Di satu pagi, Aul, Kuda, Babi Hutan, anaknya dan buaya terbangun karena silau sinar matahari pagi. Ya, mereka bangun kesiangan. Segeralah mereka keluar dari mulut gua. Sebagai kebiasaan di pagi hari, maka Kuda dan Babi Hutan beserta anaknya hendak mencari makanan. "Kita berjalan bersama dulu, nanti di pertigaan, kita berpisah. Aku ke sebelah kanan, di mana banyak terdapat rerumputan kesukaanku," kata Si Babi Hutan.
Lalu kata Si Kuda. "Ya baiklah. Lalu bagaimana dengan Aul ini, ikut dengan siapa?"
Aul yang rupanya masih ingin beristirahat, memilih tinggal bersama buaya.
Namun, sebelum Kuda sampai di pertigaan, di satu jalan setapak berpapasan dengan rombongan hewan siluman, ada ular, babi hutan sepasang, monyet, burung-burung gagak yang terbang rendah, juga Serigala Mang Cahya. Selain itu, ada serigala empat ekor—ya, siapa lagi kalau bukan ayah-ibu Aul, dan kedua adik Aul. Maka segeralah mereka menuju mulut gua.
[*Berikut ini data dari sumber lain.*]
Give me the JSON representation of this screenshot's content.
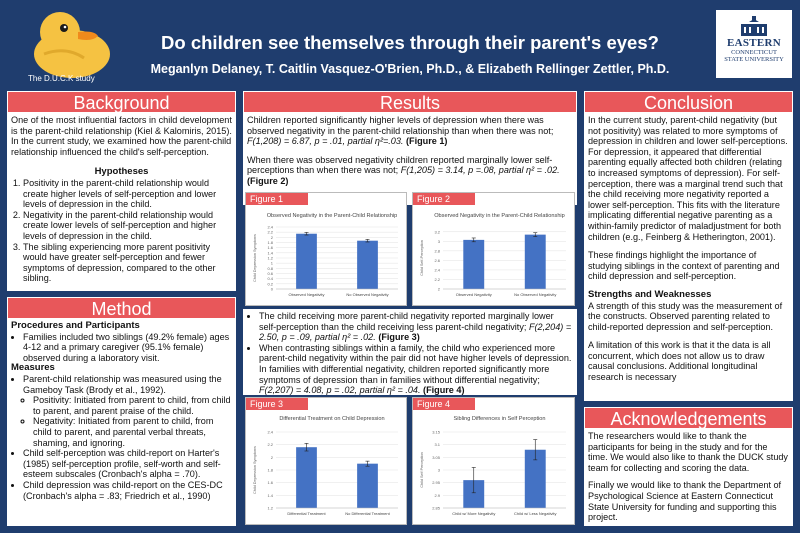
{
  "header": {
    "title": "Do children see themselves through their parent's eyes?",
    "authors": "Meganlyn Delaney, T. Caitlin Vasquez-O'Brien, Ph.D., & Elizabeth Rellinger Zettler, Ph.D.",
    "duck_caption": "The D.U.C.K study",
    "logo_line1": "EASTERN",
    "logo_line2": "CONNECTICUT",
    "logo_line3": "STATE UNIVERSITY"
  },
  "background": {
    "heading": "Background",
    "intro": "One of the most influential factors in child development is the parent-child relationship (Kiel & Kalomiris, 2015). In the current study, we examined how the parent-child relationship influenced the child's self-perception.",
    "hyp_heading": "Hypotheses",
    "hypotheses": [
      "Positivity in the parent-child relationship would create higher levels of self-perception and lower levels of depression in the child.",
      "Negativity in the parent-child relationship would create lower levels of self-perception and higher levels of depression in the child.",
      "The sibling experiencing more parent positivity would have greater self-perception and fewer symptoms of depression, compared to the other sibling."
    ]
  },
  "method": {
    "heading": "Method",
    "proc_heading": "Procedures and Participants",
    "proc_item": "Families included two siblings (49.2% female) ages 4-12 and a primary caregiver (95.1% female) observed during a laboratory visit.",
    "meas_heading": "Measures",
    "m1": "Parent-child relationship was measured using the Gameboy Task (Brody et al., 1992).",
    "m1a": "Positivity: Initiated from parent to child, from child to parent, and parent praise of the child.",
    "m1b": "Negativity: Initiated from parent to child, from child to parent, and parental verbal threats, shaming, and ignoring.",
    "m2": "Child self-perception was child-report on Harter's (1985) self-perception profile, self-worth and self-esteem subscales (Cronbach's alpha = .70).",
    "m3": "Child depression was child-report on the CES-DC (Cronbach's alpha = .83; Friedrich et al., 1990)"
  },
  "results": {
    "heading": "Results",
    "p1": "Children reported significantly higher levels of depression when there was observed negativity in the parent-child relationship than when there was not;",
    "p1_stat": "F(1,208) = 6.87, p = .01, partial η²=.03.",
    "p1_fig": "(Figure 1)",
    "p2": "When there was observed negativity children reported marginally lower self-perceptions than when there was not;",
    "p2_stat": "F(1,205) = 3.14, p =.08, partial η² = .02.",
    "p2_fig": "(Figure 2)",
    "b1": "The child receiving more parent-child negativity reported marginally lower self-perception than the child receiving less parent-child negativity;",
    "b1_stat": "F(2,204) = 2.50, p = .09, partial η² = .02.",
    "b1_fig": "(Figure 3)",
    "b2": "When contrasting siblings within a family, the child who experienced more parent-child negativity within the pair did not have higher levels of depression. In families with differential negativity, children reported significantly more symptoms of depression than in families without differential negativity;",
    "b2_stat": "F(2,207) = 4.08, p = .02, partial η² = .04.",
    "b2_fig": "(Figure 4)"
  },
  "conclusion": {
    "heading": "Conclusion",
    "p1": "In the current study, parent-child negativity (but not positivity) was related to more symptoms of depression in children and lower self-perceptions. For depression, it appeared that differential parenting equally affected both children (relating to increased symptoms of depression). For self-perception, there was a marginal trend such that the child receiving more negativity reported a lower self-perception. This fits with the literature implicating differential negative parenting as a within-family predictor of maladjustment for both children (e.g., Feinberg & Hetherington, 2001).",
    "p2": "These findings highlight the importance of studying siblings in the context of parenting and child depression and self-perception.",
    "sw_heading": "Strengths and Weaknesses",
    "p3": "A strength of this study was the measurement of the constructs. Observed parenting related to child-reported depression and self-perception.",
    "p4": "A limitation of this work is that it the data is all concurrent, which does not allow us to draw causal conclusions. Additional longitudinal research is necessary"
  },
  "ack": {
    "heading": "Acknowledgements",
    "p1": "The researchers would like to thank the participants for being in the study and for the time. We would also like to thank the DUCK study team for collecting and scoring the data.",
    "p2": "Finally we would like to thank the Department of Psychological Science at Eastern Connecticut State University for funding and supporting this project."
  },
  "colors": {
    "navy": "#1f3d6e",
    "coral": "#e8575a",
    "bar": "#4472c4"
  },
  "chart_data": [
    {
      "type": "bar",
      "tab": "Figure 1",
      "title": "Observed Negativity in the Parent-Child Relationship",
      "ylabel": "Child Depression Symptoms",
      "categories": [
        "Observed Negativity",
        "No Observed Negativity"
      ],
      "values": [
        2.14,
        1.87
      ],
      "errors": [
        0.05,
        0.05
      ],
      "ylim": [
        0,
        2.4
      ],
      "yticks": [
        "0",
        "0.2",
        "0.4",
        "0.6",
        "0.8",
        "1",
        "1.2",
        "1.4",
        "1.6",
        "1.8",
        "2",
        "2.2",
        "2.4"
      ]
    },
    {
      "type": "bar",
      "tab": "Figure 2",
      "title": "Observed Negativity in the Parent-Child Relationship",
      "ylabel": "Child Self-Perception",
      "categories": [
        "Observed Negativity",
        "No Observed Negativity"
      ],
      "values": [
        3.03,
        3.14
      ],
      "errors": [
        0.04,
        0.04
      ],
      "ylim": [
        2,
        3.3
      ],
      "yticks": [
        "2",
        "2.2",
        "2.4",
        "2.6",
        "2.8",
        "3",
        "3.2"
      ]
    },
    {
      "type": "bar",
      "tab": "Figure 3",
      "title": "Differential Treatment on Child Depression",
      "ylabel": "Child Depression Symptoms",
      "categories": [
        "Differential Treatment",
        "No Differential Treatment"
      ],
      "values": [
        2.16,
        1.9
      ],
      "errors": [
        0.06,
        0.04
      ],
      "ylim": [
        1.2,
        2.4
      ],
      "yticks": [
        "1.2",
        "1.4",
        "1.6",
        "1.8",
        "2",
        "2.2",
        "2.4"
      ]
    },
    {
      "type": "bar",
      "tab": "Figure 4",
      "title": "Sibling Differences in Self Perception",
      "ylabel": "Child Self Perception",
      "categories": [
        "Child w/ More Negativity",
        "Child w/ Less Negativity"
      ],
      "values": [
        2.96,
        3.08
      ],
      "errors": [
        0.05,
        0.04
      ],
      "ylim": [
        2.85,
        3.15
      ],
      "yticks": [
        "2.85",
        "2.9",
        "2.95",
        "3",
        "3.05",
        "3.1",
        "3.15"
      ]
    }
  ]
}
Aul nyaris tak percaya akan kedatangan mereka. Aul segera berteriak gembira. "Akhirnya kita bertemu di sini.."
Induk Aul segera berkata. "Iya Aul, kami semua telah berhari-hari mencarimu, juga Serigala Cahya. Kami takut akan keselamatanmu juga keselamatan Serigala Cahya. Apalagi dengan manusia sakti. Malah rencananya, kami semua hewan hutan akan mencarimu ke mana pun."
Kemudian serigala sekeluarga ini meluapkan kegembiraan dengan saling merangkul. Semua siluman hewan juga merasa gembira, bahkan ada beberapa yang menitikkan air mata.
Lalu kata ayah Aul. "Ya, di sinilah tempatmu Aul, kau nanti menjadi raja siluman di hutan ini. Kita semua saling menolong dan hidup rukun. Kita akan hidup bahagia bersama sepanjang masa."